レーサーとママの二足のわらじを履く中西。右は長女・來那ちゃん、手前は長男・一心君
夫婦ボートレーサー泣き笑い 力良&裕子の交換日記

【中西裕子の巻】昨年、2015年は産休からの復帰に始まり、2人の子育てをしながら体をレースに慣れさせていく一年でした。毎日いろいろな変化があり、とても充実した年になりましたね。

 仕事面では産後の体を元の状態に戻すことを先決に集中していきました。1人目の経験のおかげで、今回は思ったよりもスムーズに戻せたと思います。やはり産後の腰痛がひどかったのですが、体幹を鍛える加圧トレーニングや骨盤矯正の整体など、子供を連れていける施設を探して通いました。

 周囲の支えにも助けられました。協力的なパパ(夫・黄金井力良)は子供たちを公園に連れていって遊んでくれたり、家族にも面倒を見てもらいました。

 そのおかげでそれほど大変な思いもせずに体づくりに集中できました。

 そんなこんなで復帰後の約5か月で“夢のオレンジベスト”(最低体重47キロに満たない選手が着用を義務づけられる荷重ジャケット)まであと0・1キロ!という体重まで絞ることができました。でも、さすがに体は悲鳴を上げ、ずっとキープするのは無理でしたが…。

 今の私のベスト体重は48キロ。この体重を目標に調整すると、一番いい状態でレースができます。それ以上に減量するとイライラしたり、食べ物への欲求が強くなったり、レースへの集中力が減ったり…と悪影響が出てしまいます。

 レースは体重が軽い方が有利ですが、メリットとデメリットを総合的に考えるとやっぱり48キロがちょうどいい。

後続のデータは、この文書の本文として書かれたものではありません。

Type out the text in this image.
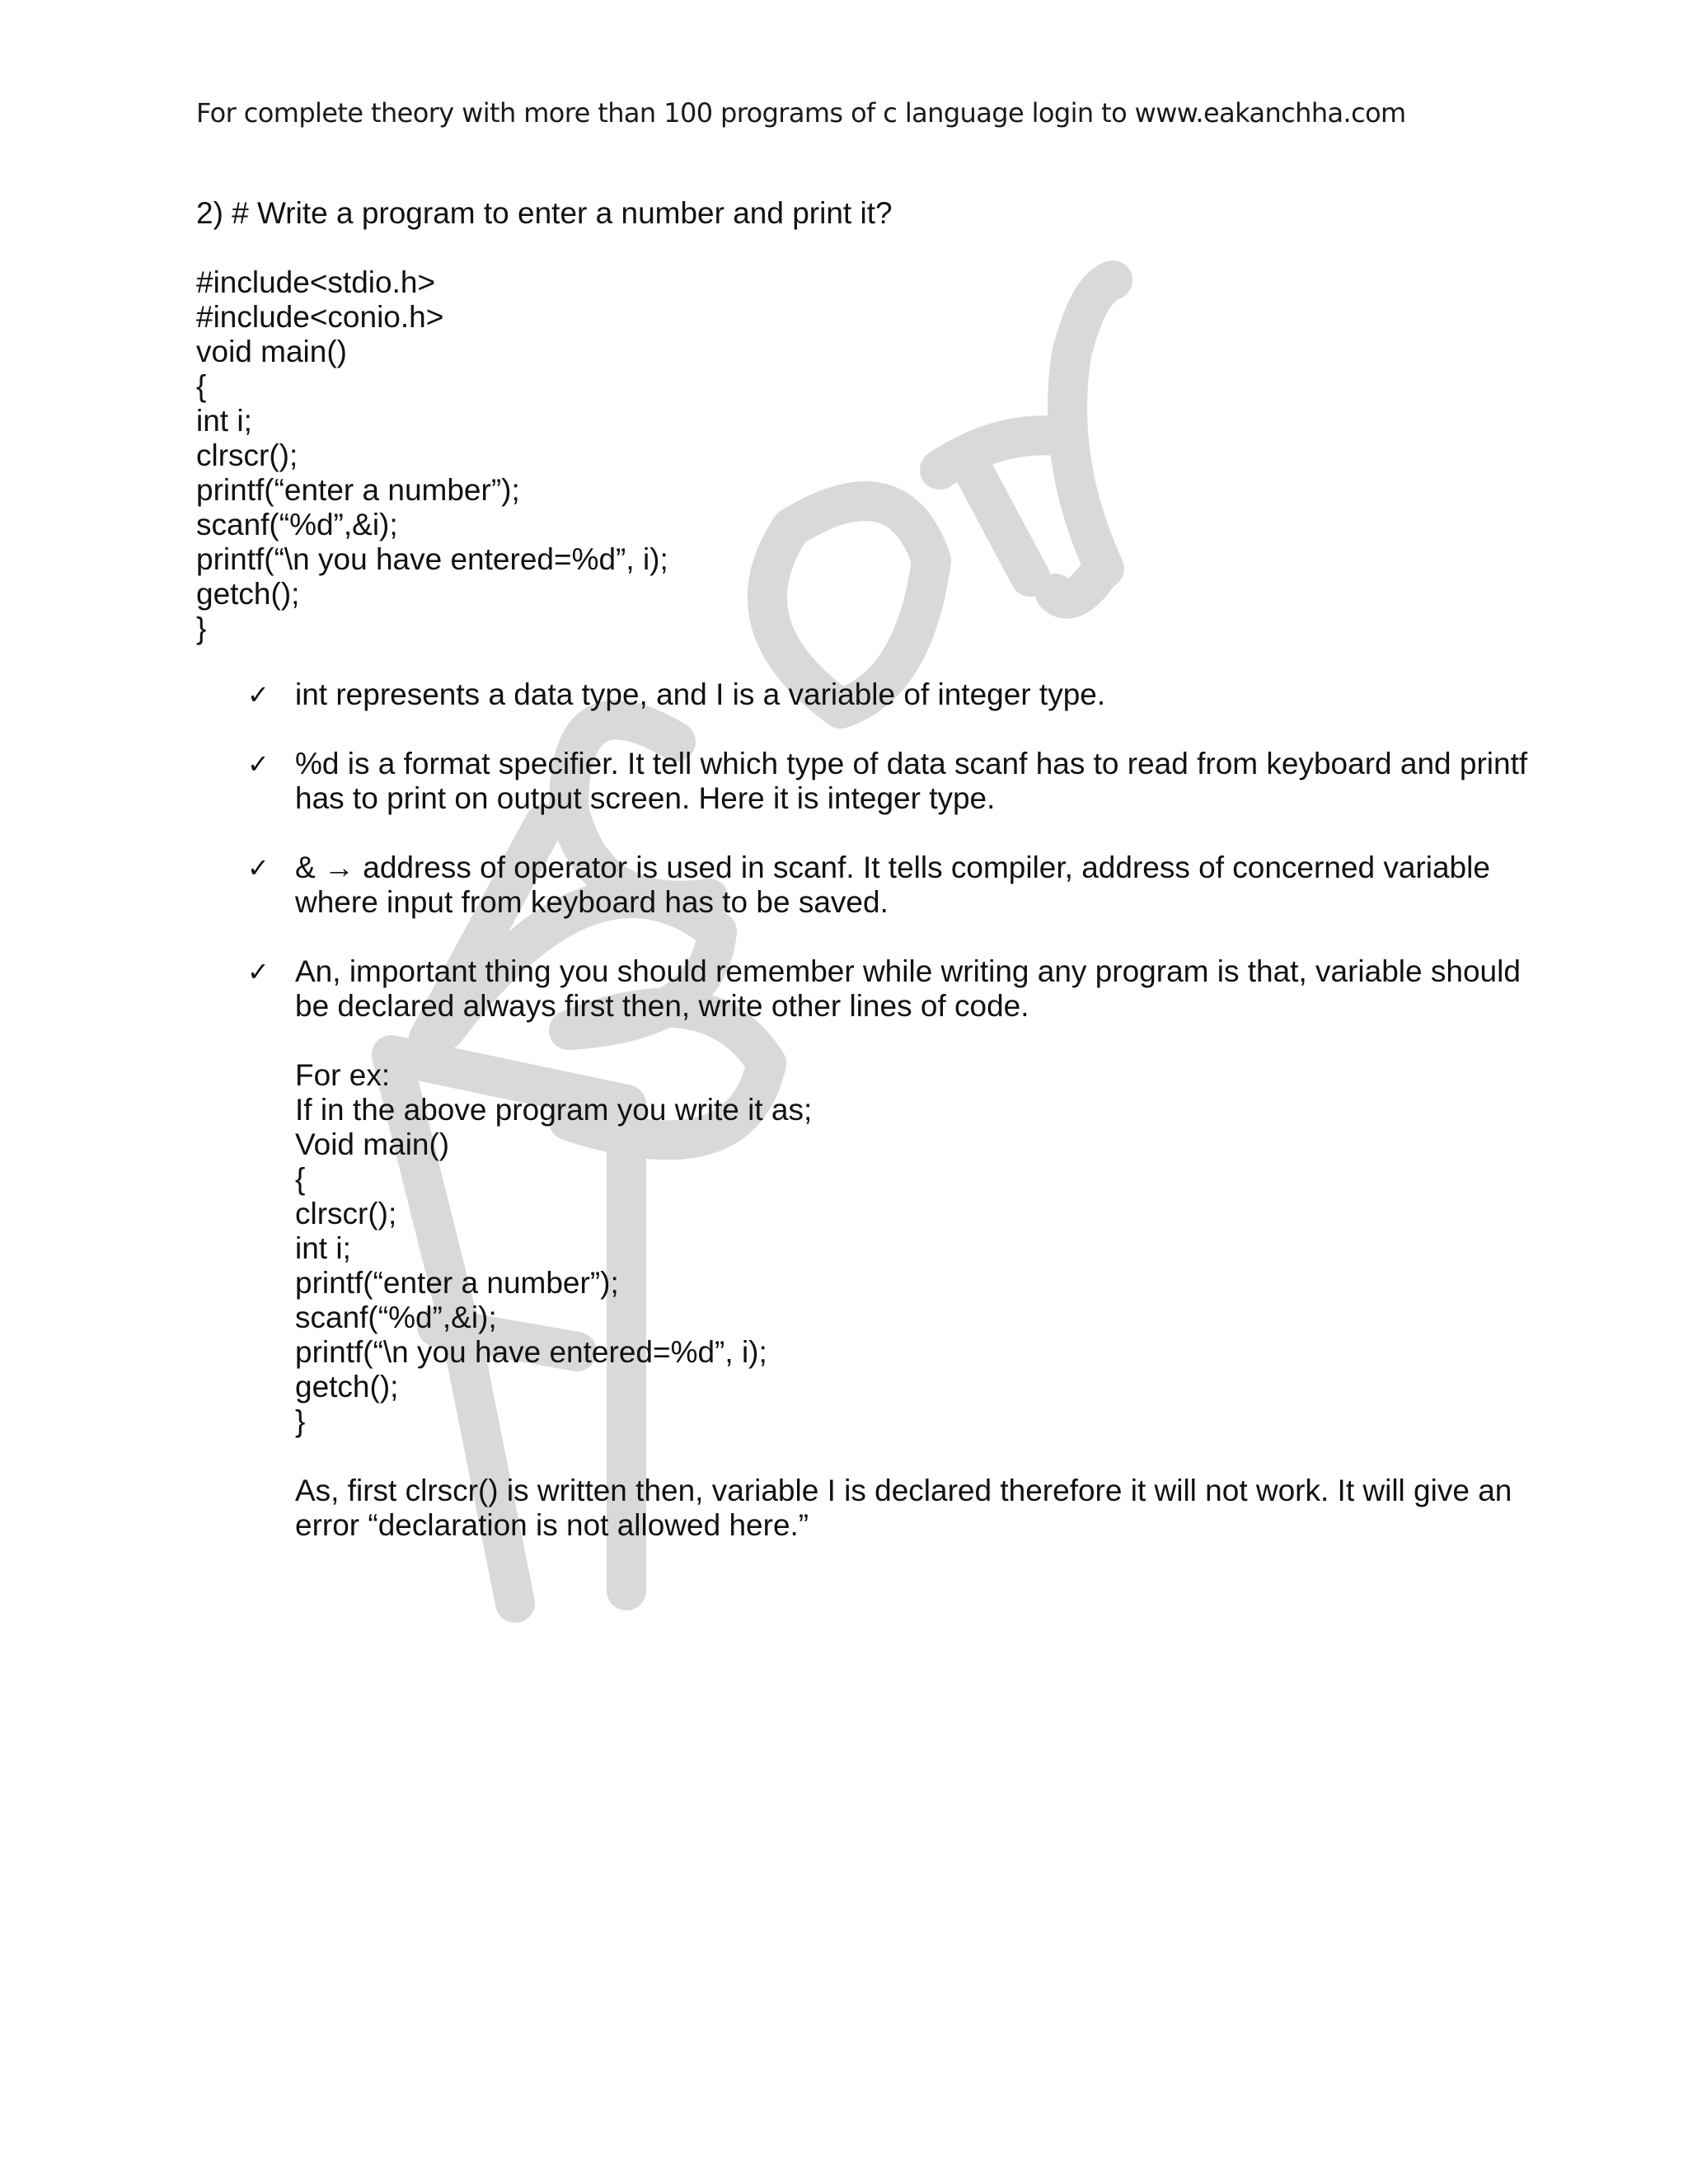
For complete theory with more than 100 programs of c language login to www.eakanchha.com
2) # Write a program to enter a number and print it?
#include<stdio.h>
#include<conio.h>
void main()
{
int i;
clrscr();
printf(“enter a number”);
scanf(“%d”,&i);
printf(“\n you have entered=%d”, i);
getch();
}
✓ int represents a data type, and I is a variable of integer type.
✓ %d is a format specifier. It tell which type of data scanf has to read from keyboard and printf has to print on output screen. Here it is integer type.
✓ & → address of operator is used in scanf. It tells compiler, address of concerned variable where input from keyboard has to be saved.
✓ An, important thing you should remember while writing any program is that, variable should be declared always first then, write other lines of code.
For ex:
If in the above program you write it as;
Void main()
{
clrscr();
int i;
printf(“enter a number”);
scanf(“%d”,&i);
printf(“\n you have entered=%d”, i);
getch();
}
As, first clrscr() is written then, variable I is declared therefore it will not work. It will give an error “declaration is not allowed here.”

 レーサーにとって体づくりは永遠の課題ですが、減量を頑張り過ぎても精神的に厳しいので適度にうまく付き合っていきたいですね。

 レースでも課題がたくさん見つかりました。毎回走るたびに気付くことがあり「もっとこうすれば良くなる」というメモが増加。まだまだ知らないことがあるってことは、まだまだ成長できるという裏返し。増えたメモの分だけ前に進んだと思いたいですね。

 プライベートでは2人の子供の成長を見るのが本当に楽しいです。特にお姉ちゃんと弟のやりとりは面白くて見ていて飽きません。お姉ちゃんは弟にどうしたらオモチャを取られないかを考え、弟は逆にどうしたら貸してもらえるかを考える。

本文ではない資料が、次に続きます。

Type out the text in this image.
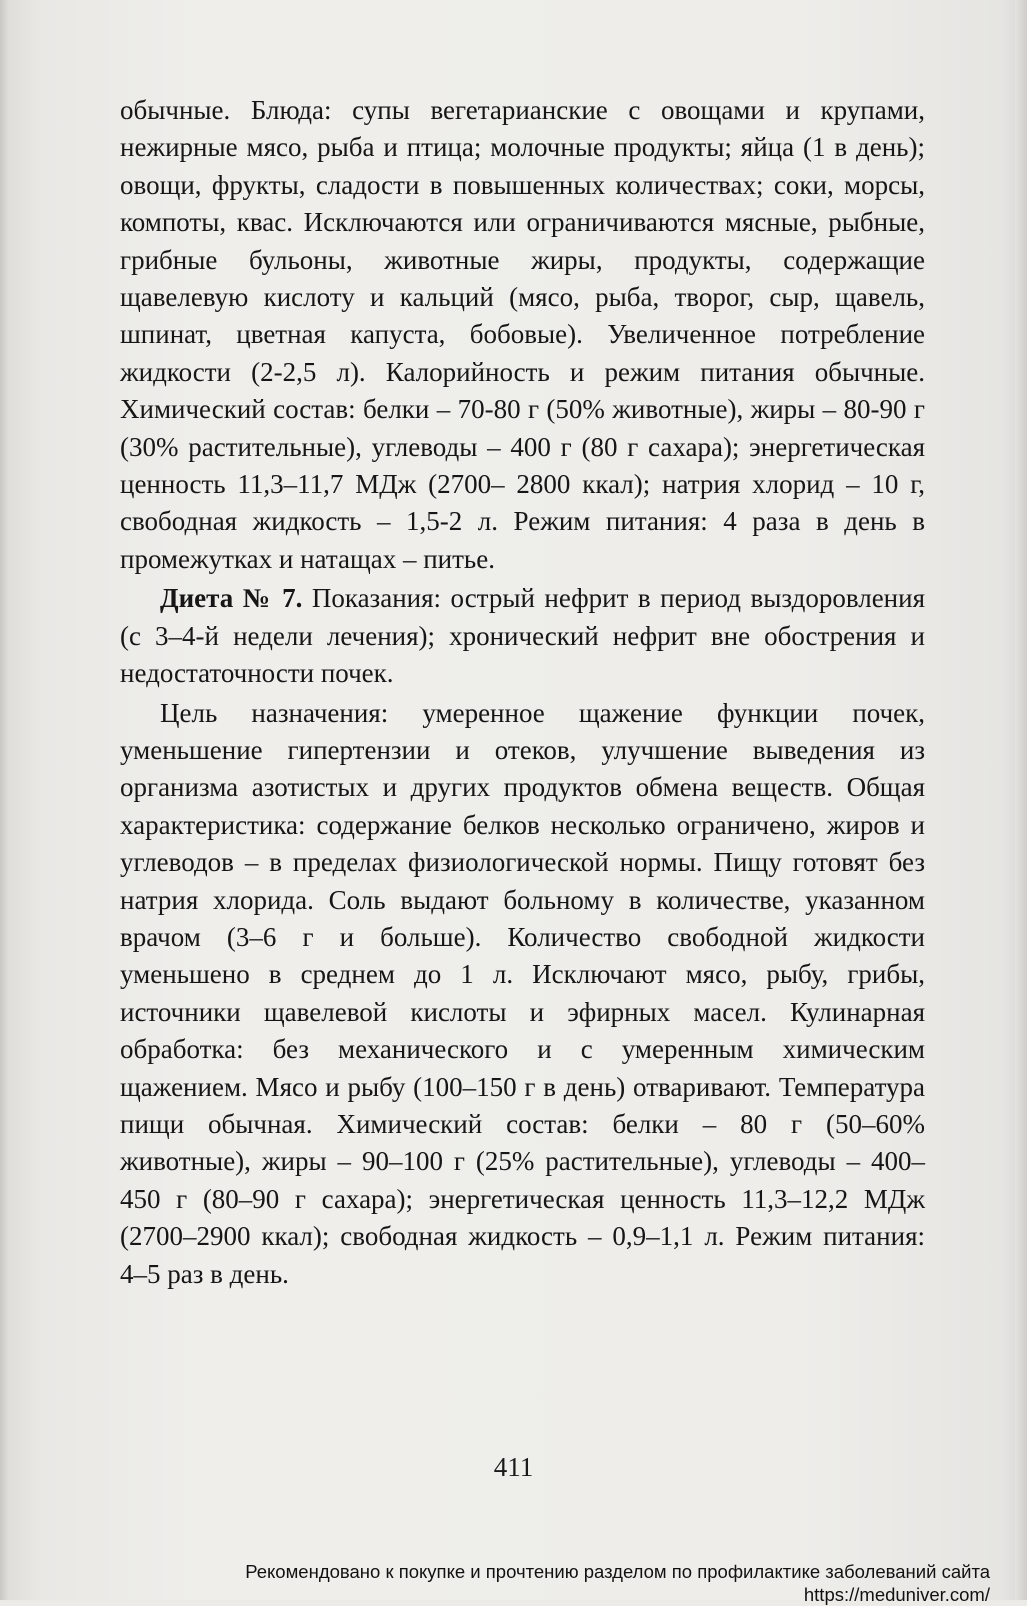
обычные. Блюда: супы вегетарианские с овощами и крупами, нежирные мясо, рыба и птица; молочные продукты; яйца (1 в день); овощи, фрукты, сладости в повышенных количествах; соки, морсы, компоты, квас. Исключаются или ограничиваются мясные, рыбные, грибные бульоны, животные жиры, продукты, содержащие щавелевую кислоту и кальций (мясо, рыба, творог, сыр, щавель, шпинат, цветная капуста, бобовые). Увеличенное потребление жидкости (2-2,5 л). Калорийность и режим питания обычные. Химический состав: белки – 70-80 г (50% животные), жиры – 80-90 г (30% растительные), углеводы – 400 г (80 г сахара); энергетическая ценность 11,3–11,7 МДж (2700– 2800 ккал); натрия хлорид – 10 г, свободная жидкость – 1,5-2 л. Режим питания: 4 раза в день в промежутках и натащах – питье.

Диета № 7. Показания: острый нефрит в период выздоровления (с 3–4-й недели лечения); хронический нефрит вне обострения и недостаточности почек.

Цель назначения: умеренное щажение функции почек, уменьшение гипертензии и отеков, улучшение выведения из организма азотистых и других продуктов обмена веществ. Общая характеристика: содержание белков несколько ограничено, жиров и углеводов – в пределах физиологической нормы. Пищу готовят без натрия хлорида. Соль выдают больному в количестве, указанном врачом (3–6 г и больше). Количество свободной жидкости уменьшено в среднем до 1 л. Исключают мясо, рыбу, грибы, источники щавелевой кислоты и эфирных масел. Кулинарная обработка: без механического и с умеренным химическим щажением. Мясо и рыбу (100–150 г в день) отваривают. Температура пищи обычная. Химический состав: белки – 80 г (50–60% животные), жиры – 90–100 г (25% растительные), углеводы – 400–450 г (80–90 г сахара); энергетическая ценность 11,3–12,2 МДж (2700–2900 ккал); свободная жидкость – 0,9–1,1 л. Режим питания: 4–5 раз в день.

411
Рекомендовано к покупке и прочтению разделом по профилактике заболеваний сайта https://meduniver.com/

 ケンカするとママが怒るから弟を説得するお姉ちゃん。その後、お姉ちゃんが別のオモチャを取りに行った瞬間、狙っていたオモチャをサッと持っていく弟。まるでコントのように繰り返されるやりとり――。

 そんな子供たちを見ていて、ふと感じることがあります。子供って何度もケンカし、失敗と成功を繰り返しながら勉強し、新しい発見をし、成長しているんだなって。日々レーサーとして成長しようとする私と同じように…。

 16年も子供と夫と4人で一丸となり、失敗しても諦めずに前進していきます!

☆なかにし・ゆうこ=1983年12月30日生まれ。埼玉支部の94期生。2004年5月の戸田でデビュー。同年8月の平和島で初1着。夫・黄金井力良とは10年10月に結婚。11年2月に長女、14年3月に長男を出産。15年1月の産休明け復帰シリーズで通算100勝を挙げた。15年10月に初優出も優勝は未経験。身長161センチ。血液型=O。